Leo Denton is the new boy at school. All he wants to do is keep his head down, avoid everyone and get through Year 11 in one piece. But when he witnesses bullies picking on David, he intervenes and catches the attention of one of the girls in his class.
Told from the dual point of view of David and Leo, this is an very moving account of how David and Leo both deal with the problems that they face in trying to work out what 'normal' is.
I thought the characterisation in this book was just amazing. Leo and David were such well-written characters, both with distinct voices and experiences and they both grow and evolve as the book progresses. Their stories are told with sensitivity and humour and there were points, especially in the first half of the book, where I was laughing on one page before wanting to burst into tears a couple of pages on.
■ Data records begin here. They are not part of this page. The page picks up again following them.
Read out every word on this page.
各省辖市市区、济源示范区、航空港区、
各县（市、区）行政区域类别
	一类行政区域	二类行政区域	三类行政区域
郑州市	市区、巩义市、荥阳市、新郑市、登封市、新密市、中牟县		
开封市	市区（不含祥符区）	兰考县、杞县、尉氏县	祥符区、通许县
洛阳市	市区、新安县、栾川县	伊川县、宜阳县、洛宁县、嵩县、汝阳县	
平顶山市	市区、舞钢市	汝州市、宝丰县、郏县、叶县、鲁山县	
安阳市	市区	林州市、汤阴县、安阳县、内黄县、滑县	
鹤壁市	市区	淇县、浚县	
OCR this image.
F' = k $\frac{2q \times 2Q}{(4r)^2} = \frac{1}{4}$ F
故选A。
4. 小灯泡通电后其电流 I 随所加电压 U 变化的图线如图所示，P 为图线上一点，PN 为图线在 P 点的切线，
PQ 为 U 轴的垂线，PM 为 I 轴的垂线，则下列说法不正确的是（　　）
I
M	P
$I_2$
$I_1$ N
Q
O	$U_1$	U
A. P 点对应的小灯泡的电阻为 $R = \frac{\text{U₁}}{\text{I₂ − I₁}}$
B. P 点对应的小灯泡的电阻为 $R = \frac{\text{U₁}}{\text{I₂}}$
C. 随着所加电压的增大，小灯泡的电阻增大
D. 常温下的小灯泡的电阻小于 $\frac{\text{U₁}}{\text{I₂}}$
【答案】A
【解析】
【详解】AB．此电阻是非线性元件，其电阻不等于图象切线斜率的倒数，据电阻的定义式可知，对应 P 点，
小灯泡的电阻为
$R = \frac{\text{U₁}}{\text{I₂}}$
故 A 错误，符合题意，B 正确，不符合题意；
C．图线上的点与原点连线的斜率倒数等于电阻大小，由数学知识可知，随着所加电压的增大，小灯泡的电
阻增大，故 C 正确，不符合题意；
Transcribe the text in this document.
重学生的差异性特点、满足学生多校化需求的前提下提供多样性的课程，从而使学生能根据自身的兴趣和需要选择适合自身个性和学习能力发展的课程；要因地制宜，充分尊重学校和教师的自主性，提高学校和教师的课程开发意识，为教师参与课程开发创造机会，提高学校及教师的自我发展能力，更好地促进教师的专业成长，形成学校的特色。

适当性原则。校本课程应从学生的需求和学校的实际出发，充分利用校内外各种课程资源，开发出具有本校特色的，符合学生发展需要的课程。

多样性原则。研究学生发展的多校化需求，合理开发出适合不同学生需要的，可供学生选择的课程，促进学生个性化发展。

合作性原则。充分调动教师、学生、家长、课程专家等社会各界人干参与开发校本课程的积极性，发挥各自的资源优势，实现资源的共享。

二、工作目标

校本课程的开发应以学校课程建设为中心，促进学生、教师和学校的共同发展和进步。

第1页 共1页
I think the author has managed to strike a very good balance between showing the struggles that transgender people can face when trying to come out to the people they love and the prejudice that can often follow, while at the same time showing that actually people might surprise you and turn out to be more supportive than you anticipated. I think it would have been easy for the author to make this book all about the struggles and woe and while that would have made for a very tense, emotional read, the book would have lost something overall. It also wouldn't have been very realistic, because while there are plenty of dicks out there who automatically hate something just because they don't understand it, there are plenty of accepting, supportive people too, and I think for a teen (or indeed anyone) who is struggling with their gender identity, this might not always be something that's immediately obvious.
I really think The Art of Being Normal is going to prove to be an important book, not only for the LGBT canon and for diversity in YA fiction, but I think it's also going to have much wider-reaching implications as it really challenges assumptions about what is 'normal'.
I found this a great book, not just for the diversity (although that's obviously a plus point) but mostly for the human story it tells.